Líder ortodoxo que culpou o casamento gay pela pandemia contraiu covid-19

O patriarca Filaret, de 91 anos, está hospitalizado com covid-19 depois de, em março, ter dito que o coronavírus é um castigo de Deus para punir a humanidade pelo casamento homossexual.

A mais importante figura religiosa da Ucrânia, o patriarca Filaret, contraiu o novo coronavírus, depois de, em março, no início da pandemia, ter culpado o casamento gay pela doença. "É um castigo de Deus", disse.

O religioso de 91 anos, que é patriarca da Igreja Ortodoxa Ucraniana, está hospitalizado em condições estáveis, com a imprensa ucraniana também a referir que Filaret tem pneumonia.
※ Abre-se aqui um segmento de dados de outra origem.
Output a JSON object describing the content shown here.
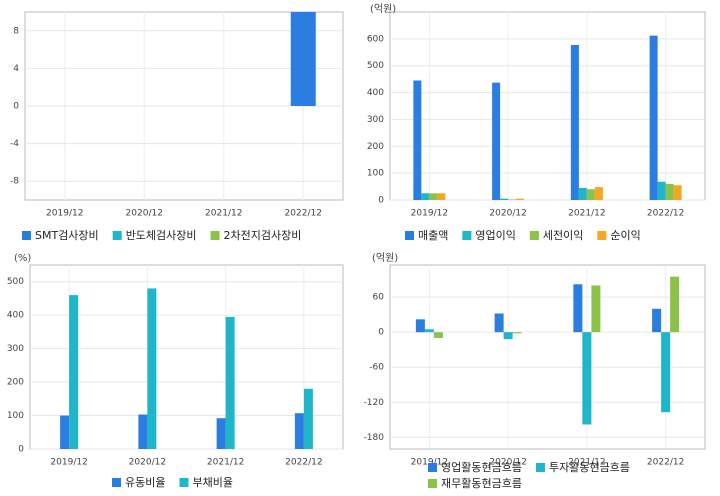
{
  "chart_data": [
    {
      "type": "bar",
      "categories": [
        "2019/12",
        "2020/12",
        "2021/12",
        "2022/12"
      ],
      "series": [
        {
          "name": "SMT검사장비",
          "color": "#2a7de1",
          "values": [
            null,
            null,
            null,
            10
          ]
        },
        {
          "name": "반도체검사장비",
          "color": "#1fb6c9",
          "values": [
            null,
            null,
            null,
            null
          ]
        },
        {
          "name": "2차전지검사장비",
          "color": "#8bc34a",
          "values": [
            null,
            null,
            null,
            null
          ]
        }
      ],
      "ylim": [
        -10,
        10
      ],
      "yticks": [
        8,
        4,
        0,
        -4,
        -8
      ],
      "grid": true
    },
    {
      "type": "bar",
      "unit_label": "(억원)",
      "categories": [
        "2019/12",
        "2020/12",
        "2021/12",
        "2022/12"
      ],
      "series": [
        {
          "name": "매출액",
          "color": "#2a7de1",
          "values": [
            445,
            437,
            577,
            612
          ]
        },
        {
          "name": "영업이익",
          "color": "#1fb6c9",
          "values": [
            25,
            5,
            45,
            68
          ]
        },
        {
          "name": "세전이익",
          "color": "#8bc34a",
          "values": [
            25,
            2,
            40,
            60
          ]
        },
        {
          "name": "순이익",
          "color": "#f5a623",
          "values": [
            25,
            5,
            48,
            55
          ]
        }
      ],
      "ylim": [
        0,
        700
      ],
      "yticks": [
        600,
        500,
        400,
        300,
        200,
        100,
        0
      ],
      "grid": true
    },
    {
      "type": "bar",
      "unit_label": "(%)",
      "categories": [
        "2019/12",
        "2020/12",
        "2021/12",
        "2022/12"
      ],
      "series": [
        {
          "name": "유동비율",
          "color": "#2a7de1",
          "values": [
            100,
            103,
            92,
            107
          ]
        },
        {
          "name": "부채비율",
          "color": "#1fb6c9",
          "values": [
            460,
            480,
            395,
            180
          ]
        }
      ],
      "ylim": [
        0,
        550
      ],
      "yticks": [
        500,
        400,
        300,
        200,
        100,
        0
      ],
      "grid": true
    },
    {
      "type": "bar",
      "unit_label": "(억원)",
      "categories": [
        "2019/12",
        "2020/12",
        "2021/12",
        "2022/12"
      ],
      "series": [
        {
          "name": "영업활동현금흐름",
          "color": "#2a7de1",
          "values": [
            22,
            32,
            82,
            40
          ]
        },
        {
          "name": "투자활동현금흐름",
          "color": "#1fb6c9",
          "values": [
            5,
            -12,
            -158,
            -137
          ]
        },
        {
          "name": "재무활동현금흐름",
          "color": "#8bc34a",
          "values": [
            -10,
            -2,
            80,
            95
          ]
        }
      ],
      "ylim": [
        -200,
        115
      ],
      "yticks": [
        60,
        0,
        -60,
        -120,
        -180
      ],
      "grid": true
    }
  ]
}
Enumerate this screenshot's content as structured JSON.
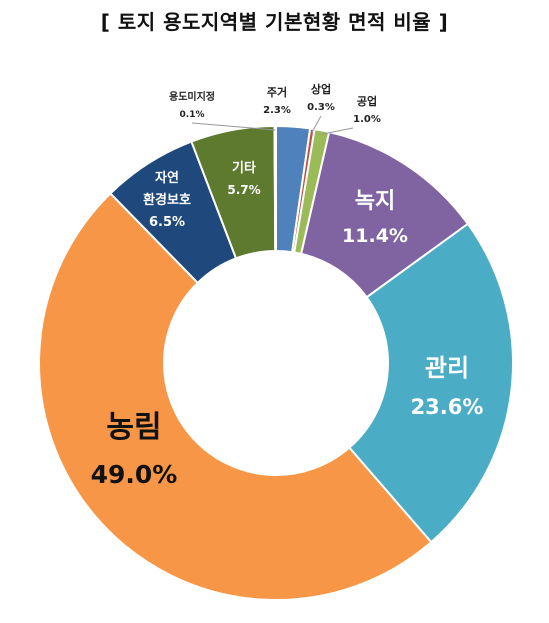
{
  "chart_data": {
    "type": "pie",
    "title": "[ 토지 용도지역별 기본현황 면적 비율 ]",
    "categories": [
      "주거",
      "상업",
      "공업",
      "녹지",
      "관리",
      "농림",
      "자연환경보호",
      "기타",
      "용도미지정"
    ],
    "values": [
      2.3,
      0.3,
      1.0,
      11.4,
      23.6,
      49.0,
      6.5,
      5.7,
      0.1
    ],
    "value_labels": [
      "2.3%",
      "0.3%",
      "1.0%",
      "11.4%",
      "23.6%",
      "49.0%",
      "6.5%",
      "5.7%",
      "0.1%"
    ],
    "colors": [
      "#4F81BD",
      "#C0504D",
      "#9BBB59",
      "#8064A2",
      "#4BACC6",
      "#F79646",
      "#1F497D",
      "#5E7A2E",
      "#A6A6A6"
    ],
    "style": "donut",
    "legend": "none"
  }
}
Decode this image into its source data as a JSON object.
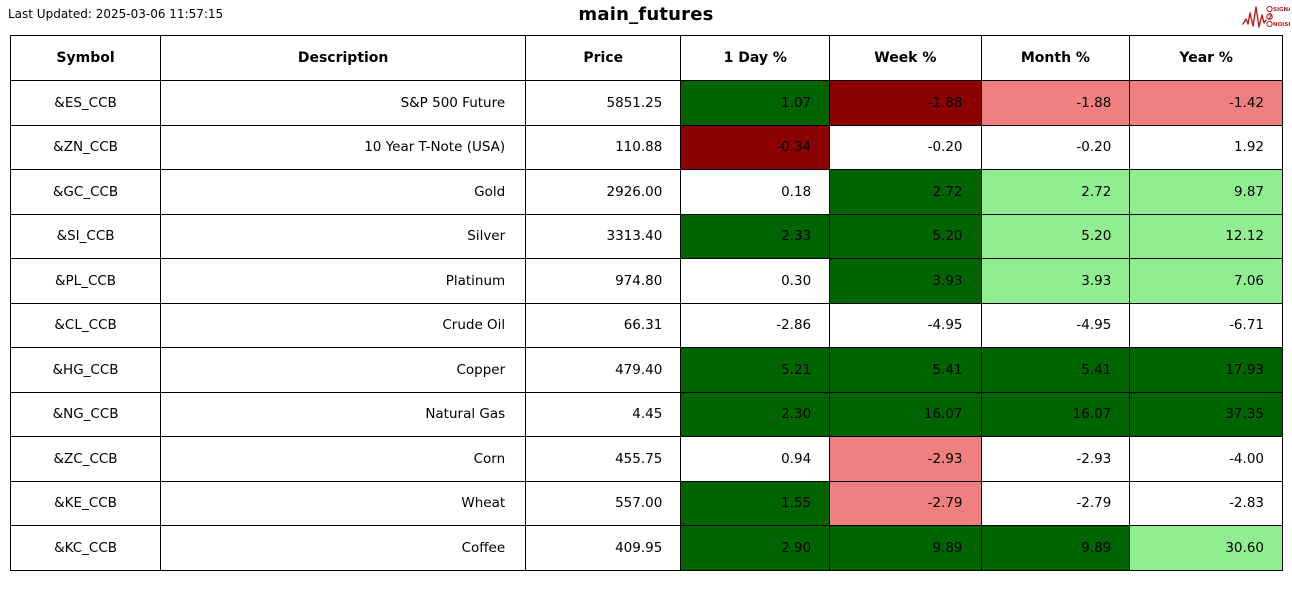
{
  "header": {
    "last_updated": "Last Updated: 2025-03-06 11:57:15",
    "title": "main_futures",
    "logo": {
      "lines": [
        "SIGNAL",
        "2",
        "NOISE"
      ],
      "color": "#b51f1f"
    }
  },
  "table": {
    "columns": [
      "Symbol",
      "Description",
      "Price",
      "1 Day %",
      "Week %",
      "Month %",
      "Year %"
    ],
    "palette": {
      "strong_up": "#006400",
      "up": "#90ee90",
      "strong_down": "#8b0000",
      "down": "#f08080",
      "neutral": "#ffffff"
    },
    "rows": [
      {
        "symbol": "&ES_CCB",
        "description": "S&P 500 Future",
        "price": "5851.25",
        "pcts": [
          "1.07",
          "-1.88",
          "-1.88",
          "-1.42"
        ],
        "pct_colors": [
          "strong_up",
          "strong_down",
          "down",
          "down"
        ]
      },
      {
        "symbol": "&ZN_CCB",
        "description": "10 Year T-Note (USA)",
        "price": "110.88",
        "pcts": [
          "-0.34",
          "-0.20",
          "-0.20",
          "1.92"
        ],
        "pct_colors": [
          "strong_down",
          "neutral",
          "neutral",
          "neutral"
        ]
      },
      {
        "symbol": "&GC_CCB",
        "description": "Gold",
        "price": "2926.00",
        "pcts": [
          "0.18",
          "2.72",
          "2.72",
          "9.87"
        ],
        "pct_colors": [
          "neutral",
          "strong_up",
          "up",
          "up"
        ]
      },
      {
        "symbol": "&SI_CCB",
        "description": "Silver",
        "price": "3313.40",
        "pcts": [
          "2.33",
          "5.20",
          "5.20",
          "12.12"
        ],
        "pct_colors": [
          "strong_up",
          "strong_up",
          "up",
          "up"
        ]
      },
      {
        "symbol": "&PL_CCB",
        "description": "Platinum",
        "price": "974.80",
        "pcts": [
          "0.30",
          "3.93",
          "3.93",
          "7.06"
        ],
        "pct_colors": [
          "neutral",
          "strong_up",
          "up",
          "up"
        ]
      },
      {
        "symbol": "&CL_CCB",
        "description": "Crude Oil",
        "price": "66.31",
        "pcts": [
          "-2.86",
          "-4.95",
          "-4.95",
          "-6.71"
        ],
        "pct_colors": [
          "neutral",
          "neutral",
          "neutral",
          "neutral"
        ]
      },
      {
        "symbol": "&HG_CCB",
        "description": "Copper",
        "price": "479.40",
        "pcts": [
          "5.21",
          "5.41",
          "5.41",
          "17.93"
        ],
        "pct_colors": [
          "strong_up",
          "strong_up",
          "strong_up",
          "strong_up"
        ]
      },
      {
        "symbol": "&NG_CCB",
        "description": "Natural Gas",
        "price": "4.45",
        "pcts": [
          "2.30",
          "16.07",
          "16.07",
          "37.35"
        ],
        "pct_colors": [
          "strong_up",
          "strong_up",
          "strong_up",
          "strong_up"
        ]
      },
      {
        "symbol": "&ZC_CCB",
        "description": "Corn",
        "price": "455.75",
        "pcts": [
          "0.94",
          "-2.93",
          "-2.93",
          "-4.00"
        ],
        "pct_colors": [
          "neutral",
          "down",
          "neutral",
          "neutral"
        ]
      },
      {
        "symbol": "&KE_CCB",
        "description": "Wheat",
        "price": "557.00",
        "pcts": [
          "1.55",
          "-2.79",
          "-2.79",
          "-2.83"
        ],
        "pct_colors": [
          "strong_up",
          "down",
          "neutral",
          "neutral"
        ]
      },
      {
        "symbol": "&KC_CCB",
        "description": "Coffee",
        "price": "409.95",
        "pcts": [
          "2.90",
          "9.89",
          "9.89",
          "30.60"
        ],
        "pct_colors": [
          "strong_up",
          "strong_up",
          "strong_up",
          "up"
        ]
      }
    ]
  }
}
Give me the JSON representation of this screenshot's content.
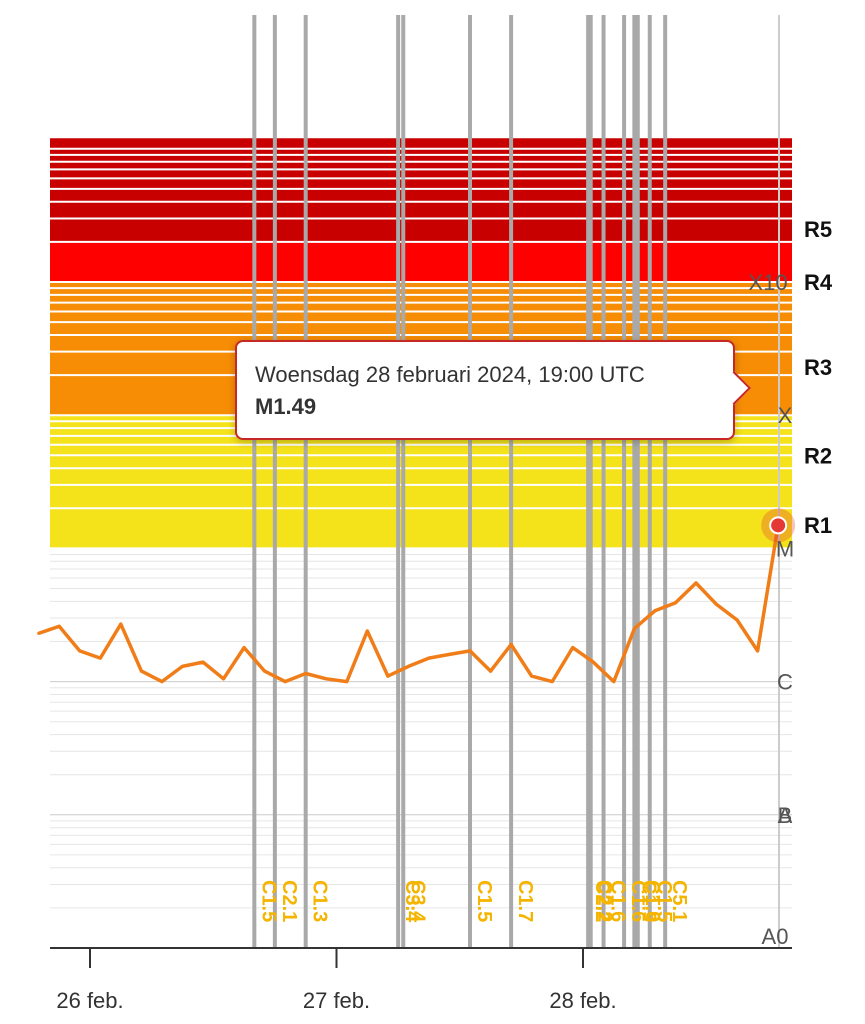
{
  "chart_data": {
    "type": "line",
    "title": "",
    "xlabel": "",
    "ylabel": "",
    "y_scale": "log",
    "x_ticks": [
      "26 feb.",
      "27 feb.",
      "28 feb."
    ],
    "class_labels": [
      "X10",
      "X",
      "M",
      "C",
      "B",
      "A",
      "A0"
    ],
    "radio_blackout_scale": [
      "R5",
      "R4",
      "R3",
      "R2",
      "R1"
    ],
    "band_colors": {
      "R1": "#f4e21a",
      "R2": "#f4e21a",
      "R3": "#f68d05",
      "R4": "#fe0000",
      "R5": "#c80000"
    },
    "series": [
      {
        "color": "#f07d17",
        "x": [
          "2024-02-25T19:00",
          "2024-02-25T21:00",
          "2024-02-25T23:00",
          "2024-02-26T01:00",
          "2024-02-26T03:00",
          "2024-02-26T05:00",
          "2024-02-26T07:00",
          "2024-02-26T09:00",
          "2024-02-26T11:00",
          "2024-02-26T13:00",
          "2024-02-26T15:00",
          "2024-02-26T17:00",
          "2024-02-26T19:00",
          "2024-02-26T21:00",
          "2024-02-26T23:00",
          "2024-02-27T01:00",
          "2024-02-27T03:00",
          "2024-02-27T05:00",
          "2024-02-27T07:00",
          "2024-02-27T09:00",
          "2024-02-27T11:00",
          "2024-02-27T13:00",
          "2024-02-27T15:00",
          "2024-02-27T17:00",
          "2024-02-27T19:00",
          "2024-02-27T21:00",
          "2024-02-27T23:00",
          "2024-02-28T01:00",
          "2024-02-28T03:00",
          "2024-02-28T05:00",
          "2024-02-28T07:00",
          "2024-02-28T09:00",
          "2024-02-28T11:00",
          "2024-02-28T13:00",
          "2024-02-28T15:00",
          "2024-02-28T17:00",
          "2024-02-28T19:00"
        ],
        "y": [
          2.3e-06,
          2.6e-06,
          1.7e-06,
          1.5e-06,
          2.7e-06,
          1.2e-06,
          1e-06,
          1.3e-06,
          1.4e-06,
          1.05e-06,
          1.8e-06,
          1.2e-06,
          1e-06,
          1.15e-06,
          1.05e-06,
          1e-06,
          2.4e-06,
          1.1e-06,
          1.3e-06,
          1.5e-06,
          1.6e-06,
          1.7e-06,
          1.2e-06,
          1.9e-06,
          1.1e-06,
          1e-06,
          1.8e-06,
          1.4e-06,
          1e-06,
          2.5e-06,
          3.4e-06,
          3.9e-06,
          5.5e-06,
          3.8e-06,
          2.9e-06,
          1.7e-06,
          1.49e-05
        ]
      }
    ],
    "flares": [
      {
        "time": "2024-02-26T16:00",
        "class": "C1.5"
      },
      {
        "time": "2024-02-26T18:00",
        "class": "C2.1"
      },
      {
        "time": "2024-02-26T21:00",
        "class": "C1.3"
      },
      {
        "time": "2024-02-27T06:00",
        "class": "C3.4"
      },
      {
        "time": "2024-02-27T06:30",
        "class": "C3.4"
      },
      {
        "time": "2024-02-27T13:00",
        "class": "C1.5"
      },
      {
        "time": "2024-02-27T17:00",
        "class": "C1.7"
      },
      {
        "time": "2024-02-28T00:30",
        "class": "C2.2"
      },
      {
        "time": "2024-02-28T00:45",
        "class": "C2.2"
      },
      {
        "time": "2024-02-28T02:00",
        "class": "C1.6"
      },
      {
        "time": "2024-02-28T04:00",
        "class": "C1.6"
      },
      {
        "time": "2024-02-28T05:00",
        "class": "C1.9"
      },
      {
        "time": "2024-02-28T05:20",
        "class": "C1.9"
      },
      {
        "time": "2024-02-28T06:30",
        "class": "C1.5"
      },
      {
        "time": "2024-02-28T08:00",
        "class": "C5.1"
      }
    ],
    "tooltip": {
      "date": "Woensdag 28 februari 2024, 19:00 UTC",
      "value": "M1.49"
    }
  }
}
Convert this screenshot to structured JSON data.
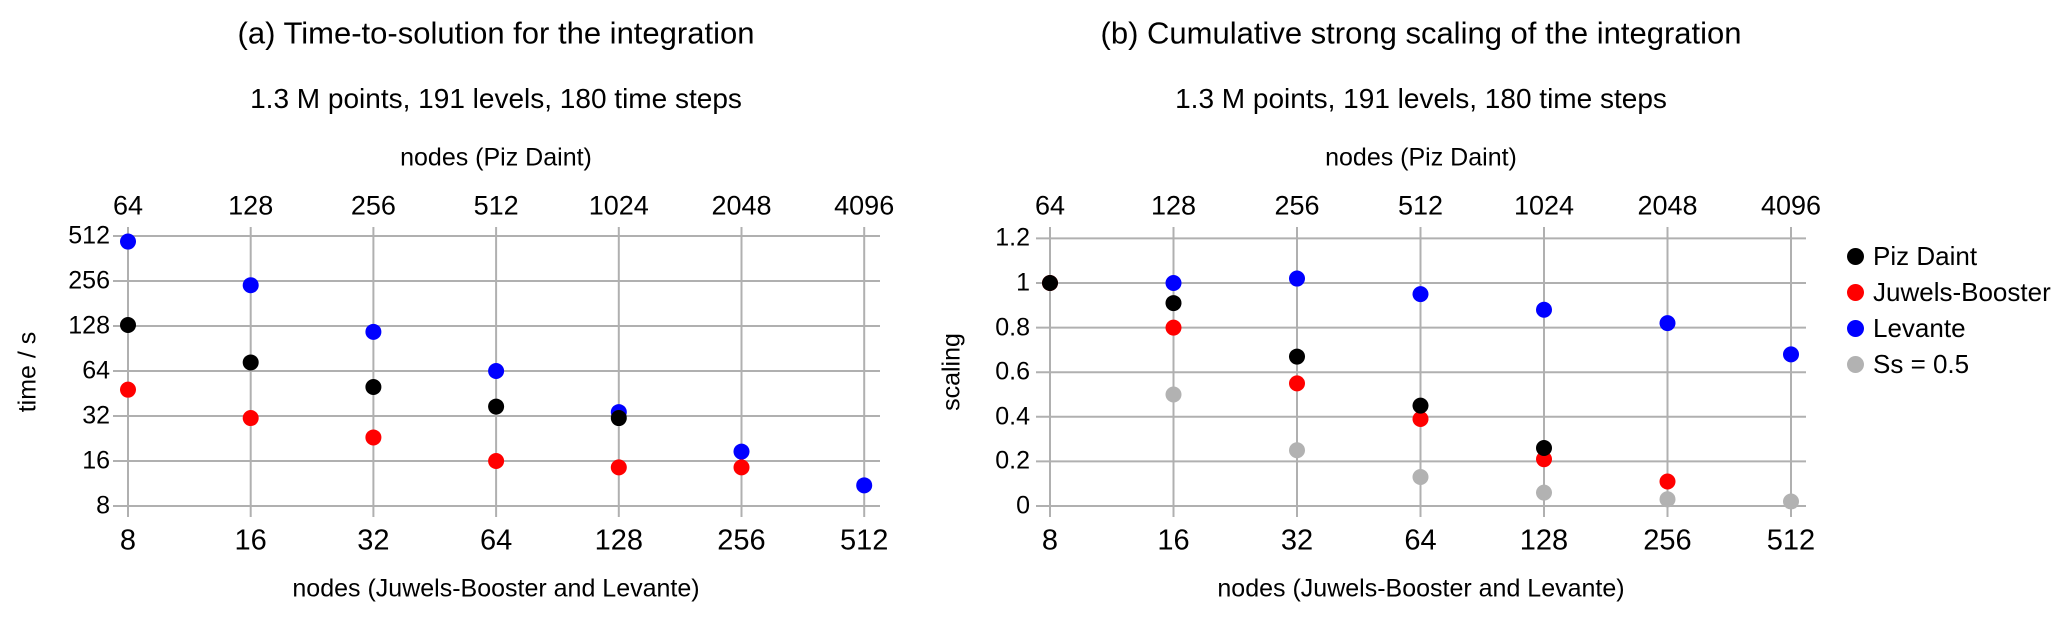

A igreja ortodoxa de Filaret, que dizem ter mais de 15 milhões de fiéis entre os 42 milhões de habitantes da Ucrânia, confirmou o diagnóstico de covid-19 através de um post no Facebook. "Informamos que Sua Santidade o Patriarca Filaret de Kiev e Ucrânia testou positivo a covid-19", lê-se na mensagem.

O patriarca Filaret causou polémica no início deste ano, ao fazer comentários sobre o coronavírus argumentando ser resultado do casamento gay. Disse à TV ucraniana Channel 4, em março, que a pandemia era "o castigo de Deus pelos pecados dos homens". "Em primeiro lugar, o casamento entre pessoas do mesmo sexo", acrescentou.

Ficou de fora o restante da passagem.